Sentiment Analysis over time of headlines of financial articles from the New York Times. Sentiment was derived using the Vader NLP Model in python. Data has been collected using the NY Times API : https://developer.nytimes.com/apis. Graph visualized using matplotlib in Python.
The sharp fluctuations where positive and negative sentiment get flipped correspond to the DotCom crash and 2007 recession.
Posted by anxious_beaver99
7 Comments
Source : [https://developer.nytimes.com/apis](https://developer.nytimes.com/apis) New York Times developer API for obtaining headlines of articles over the years.
Tools : Python (matplotlib for visualization and Vader for obtaining sentiment)

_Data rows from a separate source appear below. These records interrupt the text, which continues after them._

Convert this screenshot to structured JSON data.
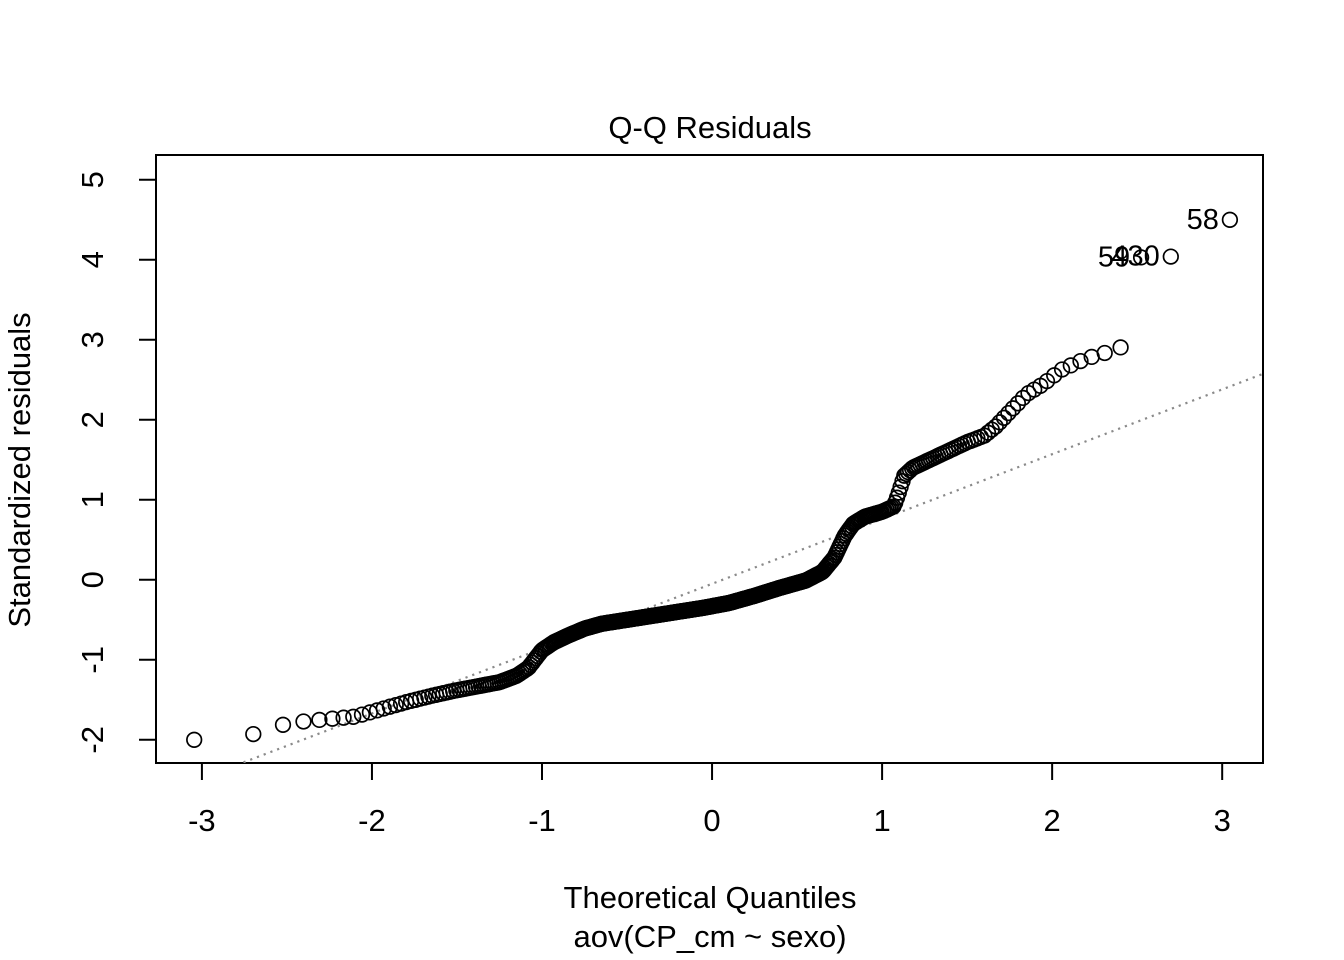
{
  "chart_data": {
    "type": "scatter",
    "subtype": "qq-plot",
    "title": "Q-Q Residuals",
    "xlabel": "Theoretical Quantiles",
    "xlabel_sub": "aov(CP_cm ~ sexo)",
    "ylabel": "Standardized residuals",
    "x_ticks": [
      -3,
      -2,
      -1,
      0,
      1,
      2,
      3
    ],
    "y_ticks": [
      -2,
      -1,
      0,
      1,
      2,
      3,
      4,
      5
    ],
    "xlim": [
      -3.27,
      3.24
    ],
    "ylim": [
      -2.29,
      5.31
    ],
    "grid": false,
    "legend": "none",
    "n_points": 430,
    "point_style": {
      "shape": "open-circle",
      "color": "#000000"
    },
    "reference_line": {
      "style": "dotted",
      "color": "#8a8a8a",
      "slope": 0.81,
      "intercept": -0.05
    },
    "curve_knots": [
      [
        -3.04,
        -2.0
      ],
      [
        -2.7,
        -1.93
      ],
      [
        -2.52,
        -1.81
      ],
      [
        -2.4,
        -1.77
      ],
      [
        -2.25,
        -1.74
      ],
      [
        -2.1,
        -1.71
      ],
      [
        -1.95,
        -1.62
      ],
      [
        -1.8,
        -1.53
      ],
      [
        -1.65,
        -1.45
      ],
      [
        -1.5,
        -1.38
      ],
      [
        -1.35,
        -1.32
      ],
      [
        -1.25,
        -1.28
      ],
      [
        -1.15,
        -1.2
      ],
      [
        -1.08,
        -1.1
      ],
      [
        -1.0,
        -0.88
      ],
      [
        -0.93,
        -0.78
      ],
      [
        -0.85,
        -0.7
      ],
      [
        -0.75,
        -0.61
      ],
      [
        -0.65,
        -0.55
      ],
      [
        -0.5,
        -0.5
      ],
      [
        -0.35,
        -0.45
      ],
      [
        -0.2,
        -0.4
      ],
      [
        -0.05,
        -0.35
      ],
      [
        0.1,
        -0.29
      ],
      [
        0.25,
        -0.2
      ],
      [
        0.4,
        -0.1
      ],
      [
        0.55,
        -0.01
      ],
      [
        0.65,
        0.1
      ],
      [
        0.72,
        0.28
      ],
      [
        0.78,
        0.55
      ],
      [
        0.83,
        0.7
      ],
      [
        0.9,
        0.79
      ],
      [
        1.0,
        0.85
      ],
      [
        1.07,
        0.92
      ],
      [
        1.1,
        1.1
      ],
      [
        1.13,
        1.3
      ],
      [
        1.18,
        1.4
      ],
      [
        1.25,
        1.47
      ],
      [
        1.35,
        1.57
      ],
      [
        1.5,
        1.72
      ],
      [
        1.6,
        1.8
      ],
      [
        1.67,
        1.92
      ],
      [
        1.75,
        2.1
      ],
      [
        1.85,
        2.32
      ],
      [
        1.95,
        2.45
      ],
      [
        2.05,
        2.62
      ],
      [
        2.15,
        2.72
      ],
      [
        2.25,
        2.8
      ],
      [
        2.35,
        2.86
      ],
      [
        2.4,
        2.88
      ],
      [
        2.52,
        4.03
      ],
      [
        2.7,
        4.04
      ],
      [
        3.04,
        4.5
      ]
    ],
    "labeled_points": [
      {
        "label": "59",
        "x": 2.52,
        "y": 4.03
      },
      {
        "label": "430",
        "x": 2.7,
        "y": 4.04
      },
      {
        "label": "58",
        "x": 3.04,
        "y": 4.5
      }
    ]
  }
}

What about a more recent timeframe? I’d be curious to see how the past few presidencies plus COVID affected sentiment.
OK, Disco Stu. Now show us the sales for 1977 through 1981.
Was it not a possible option to just go 1990 through 2010? Why cut out the years 2003-2006?
The lines are just literally opposites of eachother right? Like, wouldn’t a bar chart with positives above the x and negatives below make more sense?
the infection point is 2001, ok
still pretty skeptical of how this data is framed by “Vader NLP Model” as OP claims.
somewhat arbitrary timeframes. why not a continuous time series?